Let's make no bones. With the announcement of its iCade 8-Bitty gamepad for iPhone, iPad and Android, ThinkGeek is not merely evoking the 8-bit era with an 80s-styled peripheral. It is specifically emulating the controller of the original Nintendo Entertainment System and in doing so, recreating (or trying to, at least) a classic piece of controller design. It would have been fascinating to be a fly on the wall in the conference room at ThinkGeek HQ when a name for the product - it's hard to imagine that the name iCade Nessy was not discussed.

It's a much simpler task to identify the differences between the 8-Bitty and a NES controller than it is to list their similarities. There are two shoulder buttons and an additional two face buttons (for a total of four) not present on the NES controller - necessary additions given the sophistication of contemporary games. And the controller is more colorful than Nintendo's gray, red and black original, with a front face of primary colors, and edged in a wood-styled veneer.
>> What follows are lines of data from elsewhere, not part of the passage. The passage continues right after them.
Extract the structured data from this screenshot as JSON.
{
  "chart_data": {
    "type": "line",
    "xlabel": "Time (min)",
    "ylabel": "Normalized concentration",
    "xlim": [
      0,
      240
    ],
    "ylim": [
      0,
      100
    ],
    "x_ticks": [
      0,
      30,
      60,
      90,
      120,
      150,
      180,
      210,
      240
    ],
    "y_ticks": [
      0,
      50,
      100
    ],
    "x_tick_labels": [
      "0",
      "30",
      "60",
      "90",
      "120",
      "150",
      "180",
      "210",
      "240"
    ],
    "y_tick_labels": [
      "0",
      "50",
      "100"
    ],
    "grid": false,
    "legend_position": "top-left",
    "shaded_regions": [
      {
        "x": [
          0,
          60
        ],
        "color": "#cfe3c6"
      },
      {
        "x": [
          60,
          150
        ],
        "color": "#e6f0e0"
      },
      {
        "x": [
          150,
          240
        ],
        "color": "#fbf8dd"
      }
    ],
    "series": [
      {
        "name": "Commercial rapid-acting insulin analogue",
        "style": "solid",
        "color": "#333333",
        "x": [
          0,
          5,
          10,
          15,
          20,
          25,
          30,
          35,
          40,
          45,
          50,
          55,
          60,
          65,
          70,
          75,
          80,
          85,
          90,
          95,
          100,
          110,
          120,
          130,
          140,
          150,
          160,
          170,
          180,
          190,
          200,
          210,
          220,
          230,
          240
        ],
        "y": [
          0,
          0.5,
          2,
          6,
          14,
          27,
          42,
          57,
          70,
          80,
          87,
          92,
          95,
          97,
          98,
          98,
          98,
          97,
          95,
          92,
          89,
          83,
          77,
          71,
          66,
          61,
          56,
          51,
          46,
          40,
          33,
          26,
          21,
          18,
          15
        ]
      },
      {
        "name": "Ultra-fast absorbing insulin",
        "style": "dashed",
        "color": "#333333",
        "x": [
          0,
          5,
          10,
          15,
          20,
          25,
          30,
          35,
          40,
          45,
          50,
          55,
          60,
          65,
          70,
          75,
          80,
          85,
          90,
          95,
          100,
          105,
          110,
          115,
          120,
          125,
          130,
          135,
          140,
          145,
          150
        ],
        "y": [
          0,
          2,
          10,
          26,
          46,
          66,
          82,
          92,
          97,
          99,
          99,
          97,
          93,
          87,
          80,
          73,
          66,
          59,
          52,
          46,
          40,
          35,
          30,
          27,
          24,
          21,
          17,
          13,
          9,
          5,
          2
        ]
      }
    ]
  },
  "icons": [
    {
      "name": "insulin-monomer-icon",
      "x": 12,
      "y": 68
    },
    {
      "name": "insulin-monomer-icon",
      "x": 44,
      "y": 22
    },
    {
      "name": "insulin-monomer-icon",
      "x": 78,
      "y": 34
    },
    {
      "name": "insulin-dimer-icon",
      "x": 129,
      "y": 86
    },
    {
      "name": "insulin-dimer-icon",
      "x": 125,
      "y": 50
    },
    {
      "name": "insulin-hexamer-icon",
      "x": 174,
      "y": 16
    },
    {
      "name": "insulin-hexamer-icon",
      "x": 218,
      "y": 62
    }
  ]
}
In terms of outward appearance, that's really about it.

A close inspection of the product photography betrays the incredible attention to detail and respect shown to the original NES control pad. The 8-Bitty recreates its inspiration down to an insane level of detail. There are the small, rounded oblong rubber buttons recessed into the face in the precise location of the NES controller's start and select buttons. There are the chubby arrows on each of the D-pad's four directional buttons. There's even the tiny cuboid of missing plastic on the controller's upper edge in line with the cable of the original controller.

Hopefully the 8-Bitty will feel as authentic as it looks. Correctly weighted buttons and pad are a must, though I won't be fully satisfied unless the D-pad squeaks and crunches under duress the way my NES pad did during more frantic games of Nintendo Tennis.

Functionally, this is very different gear, of course. The 8-Bitty is a wireless controller for iPhone, iPad and Android devices, powered by two AAA batteries (sold disunitedly). As one would hope the device is compatible with the iCade-compatible games library including Atari Greatest Hits.

No release date has been announced (though Ars Technica is reporting it will see daylight this year), but the price of US$24.99 makes the 8-Bitty a tempting prospect compared to the $99.99 iCade - and might perhaps be more evocative of retro gaming to children of the late 80s who cut their teeth on colorful platformers in their bedrooms rather than on shmups in smoky amusement arcades.